The Jacobins

THE CHURCH OF THE JACOBINS

Tori Schmitt

 

 

In 1219, the Dominican Order established a convent in Paris and quickly took on the name, the Jacobins, as their convent was located on the Rue Saint-Jacques. 1 Constructed between the years 1254-63 and destroyed in full by 1850, there are no complete sources documenting the original appearance of the Jacobin Church. 2 Today, the only surviving fragment from the complex is an incomplete piece of tracery from the chapter house.3 This reconstruction aims to synthesize surviving source material so that the Jacobin Church may be viewed as a complete structure.The Church of the Jacobins is understood to have been a simple rectangular structure, measuring approximately 20m by 83m in size.4  The interior of the church was bisected by a linear row of twelve columns, creating two bays of unequal width.  This affected not only the interior experience of the church, but also the exterior of the church.  The spine of the church’s timber truss roof was centered above the colonnade.  Due to the unequal width of the bays, this resulted in a roof with an asymmetrical pitch.  The church was not vaulted.  The east end of the church had a flat apse which terminated in the Rue Saint-Jacques.  On the north side of the church, the structure was flanked by eight chapels, added in the 14th century.  The lack of vaulting as well as radiating chapels firmly categorize the Jacobin Church as a hall church rather than a traditional Gothic cross-shaped plan.— Tori Schmitt

  1.  Y. Christ, Eglises parisiennes actuelles et disparues, Paris 1947. Cited by Sundt in  “Mediocres domos et humiles habeant fratres nostri,” p. 397.
  2. Rechac (La Vie du Glorieux Patriarque S. Dominique), a Dominican Frier cited by Sundt, “Toulouse,” 203.
  3.  see figure, Convent of the Jacobins, fragment of tracery from chapter house (Musée Carnavalet).
  4. Y. Christ, Eglises parisiennes actuelles et disparues, Paris 1947.  Cited by Sundt in  “Mediocres domos et humiles habeant fratres nostri,” p. 397.

Sources

Most of what is known about the church’s visual appearance comes from Alexandre-Albert Lenoir’s Statistique Monumentale de Paris: Explication des Planches and Georges Rohault de Fleury’s Gallia Dominicana: Les couvents de saint Dominique au Moyen Age, two architectural surveys published in 1867 and 1903 respectively. 6  As the church no longer stands, the modern understanding of the church is mediated through these sources rather than through direct contact with the church.  Each of the two sources depict the Jacobin Church with a different viewpoint.  The Statistique Monumentale depicts the Jacobin Convent in the process of it’s dismantlement, whereas the Gallia Dominicana, published 50 years after the destruction of the convent, provides an overview of the church as a complete structure.

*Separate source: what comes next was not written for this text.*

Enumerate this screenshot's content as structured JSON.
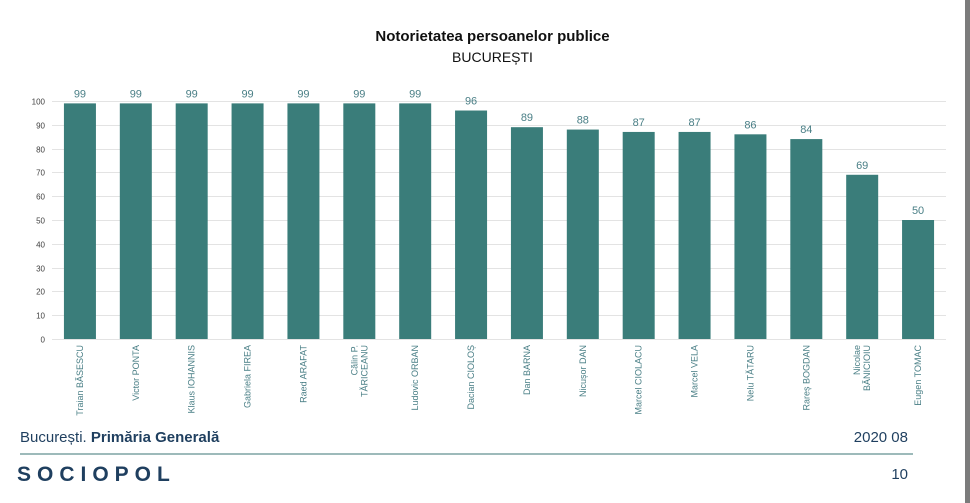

  • Fleury, Georges Rohault. Gallia Dominicana: les couvents de St. Dominique au moyen âge. Paris, 1903.
  • Lenoir, Albert. Statistique Monumentale de Paris: Explication des Planches. Paris: Imprimerie Impériale, 1867.

Bibliography

  • Davis, Michael. “Fitting to the Requirements of the Place’: The Franciscan Church of Sainte- Marie-Madeleine in Paris.” in Architecture, Liturgy and Identity edited by Zoë Opacic and Achim Timmermann. Studies in Gothic Art. Turnhout: Brepols, 2011.
  • Fleury, Georges Rohault. Gallia Dominicana: les couvents de St. Dominique au moyen âge. Paris: [publisher not identified], 1903.
  • Hinnebusch, William A. The History of the Dominican Order. Staten Island, N.Y: Alba House, 1966.
  • Jordan, of Saxony and Simon Tugwell. On the Beginnings of the Order of Preachers. Oak Park Ill: Parable, 1982.
  • Lenoir, Albert. Statistique Monumentale de Paris: Explication des Planches. Paris: Imprimerie Impériale, 1867.
  • Sundt, Richard. “Mediocres domos et humiles habeant fratres nostri:” Dominican Legislation on  Architecture and Architectural Decoration in the 13th Century.” Journal of the Society of Architectural Historians, Vol. 46, No. 4 (1987): p. 395-407.
  • Sundt, Richard. “The Jacobin Church of Toulouse and the Origin of Its Double-Nave Plan.” The Art Bulletin, Vol. 71, No. 2 (1989): p. 185-207.